What’s the first image that comes to mind when you hear the word “workout?” Odds are, it’s not ping pong. But, believe it or not, ping pong is a legit form of exercise and even athleticism (just ask THE OLYMPICS).

Really, there isn’t a strict set of guidelines defining what is and isn’t “legit” when it comes to working out. There are plenty of activities that we don’t consider an Official Workout but which give us the benefits of exercise. Sometimes these are things that we’re already doing, and sometimes they’re things that we can simply do with more frequency or intensity.

I love going to the gym, and I also love the way I feel when I get some physical exertion into my day. And some days, those are two separate things. If I can’t make it to the gym, I might walk to a destination instead of taking the subway. And I might deliberately step up my pace just to up my heart rate. Is the exact same workout I’d get on the StairMaster? No. Does it still “count” as exercise? Absolutely.

We understand that exercise is good for us, but we have such a narrow vision of what is and isn’t exercise — and that sets us up to feel we’ve failed. And when you feel like a failure, you’re a lot less likely to get up and try again.

The world is full of ways to move and exert yourself. This week, go do two of them, whether it’s walking down the street or playing ping pong. You can’t fail at that (unless you’re at the Olympics).
Photographed by Lauren Perlstein. Shot on location at New York Health and Racquet Club.
7. Do a restorative exercise.
Just as we believe that all exercise should look a certain way, we seem to believe that it should all feel a certain way, too. Specifically, we think it should always be strenuous and kind of awful. Listen, I firmly believe in getting comfortable with discomfort and in pushing one’s own boundaries. But I know I can’t do those things very well unless I’m also doing something that makes my body feel good.

When I talk about restorative exercise, I mean the things that leave you feeling loose or balanced — not necessarily sweaty and wrung-out. Those are all good things, but we should treat them with equal value. Restorative exercises can be tough, too (Pilates, for example). But sometimes, they can feel more like rest than exertion.

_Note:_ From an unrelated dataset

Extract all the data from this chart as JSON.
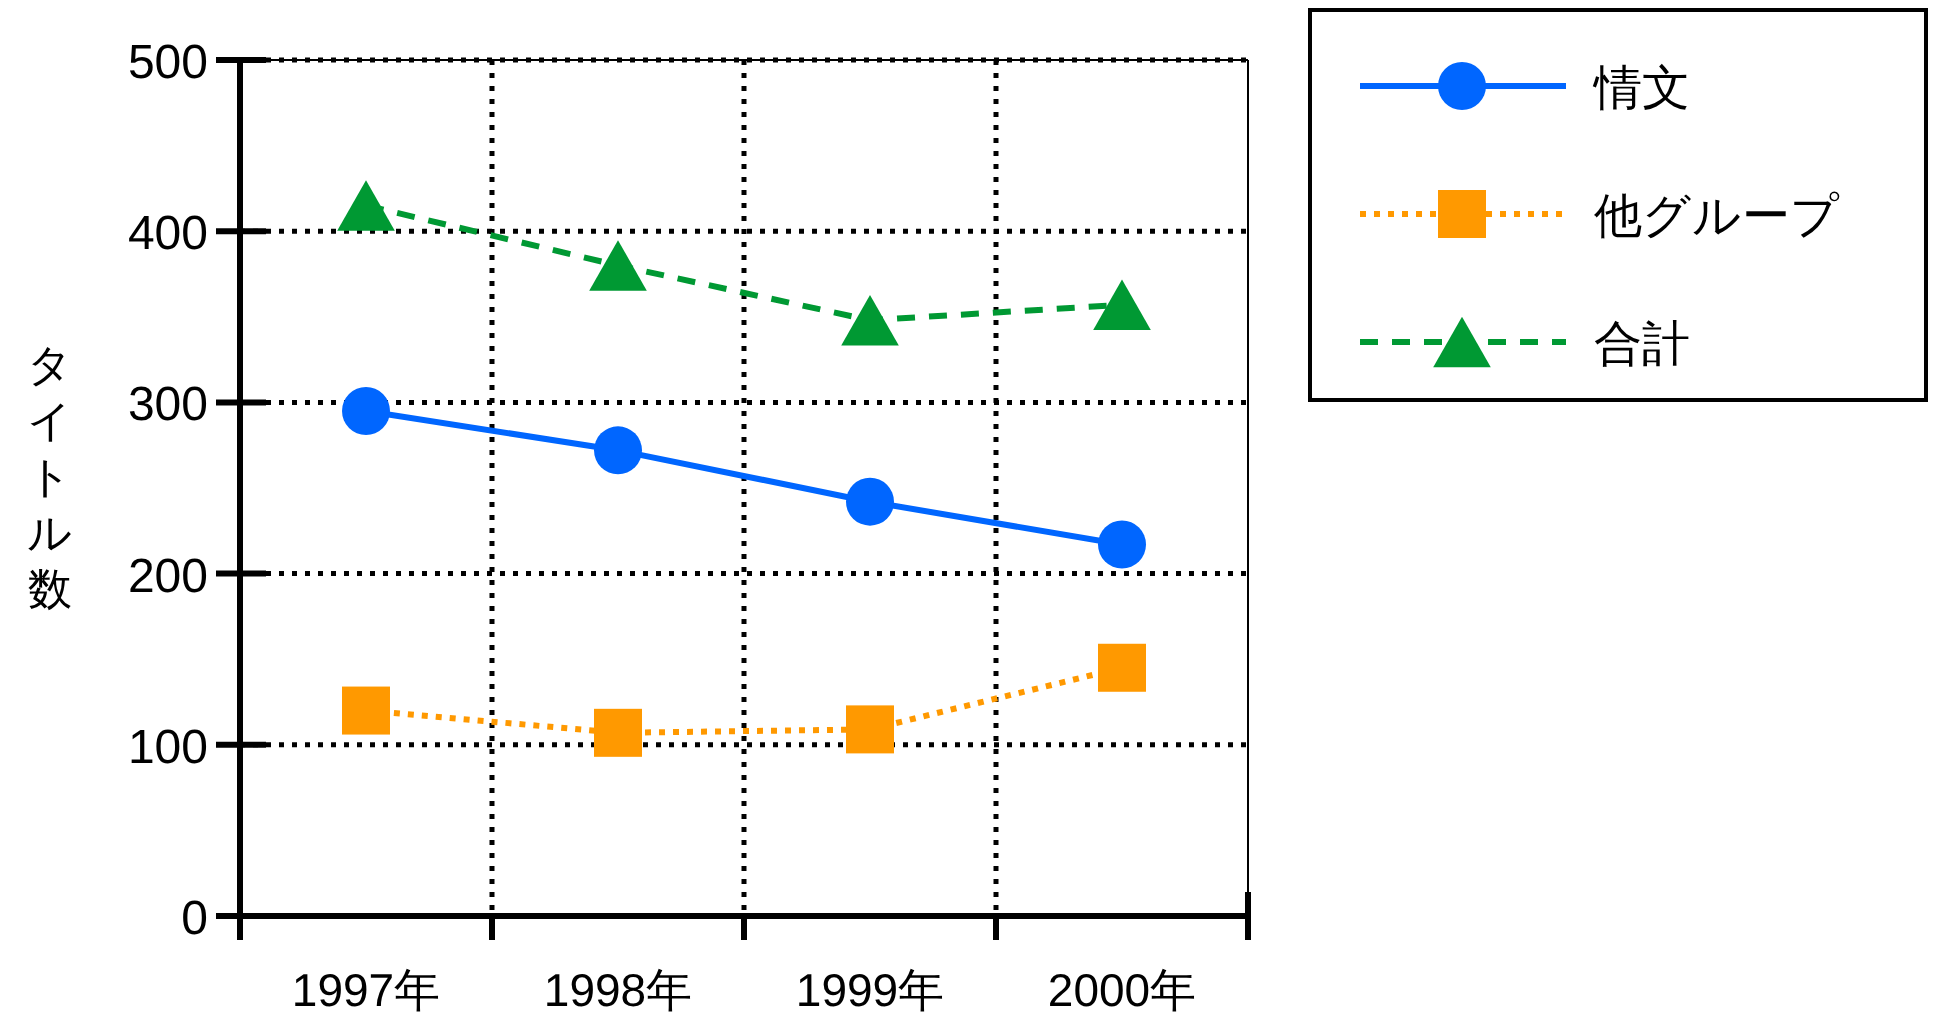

This week, try a restorative yoga session or a Pilates mat class and notice the difference when you leave. These are practices designed to keep your body in good working order, but the best part (I think) is that they re-establish a connection between your body and mind. On the elliptical, you can easily zone out — and there’s nothing wrong with that mental break. But it’s also important to pay attention to your body and how it feels. And trust me, it’ll feel better when you balance the hardcore with the TLC.

Bottom line: This body is the vehicle that carries you through your life. Exercise is part of how you care for it. That means testing its limits and respecting its needs. That balancing act is the real challenge.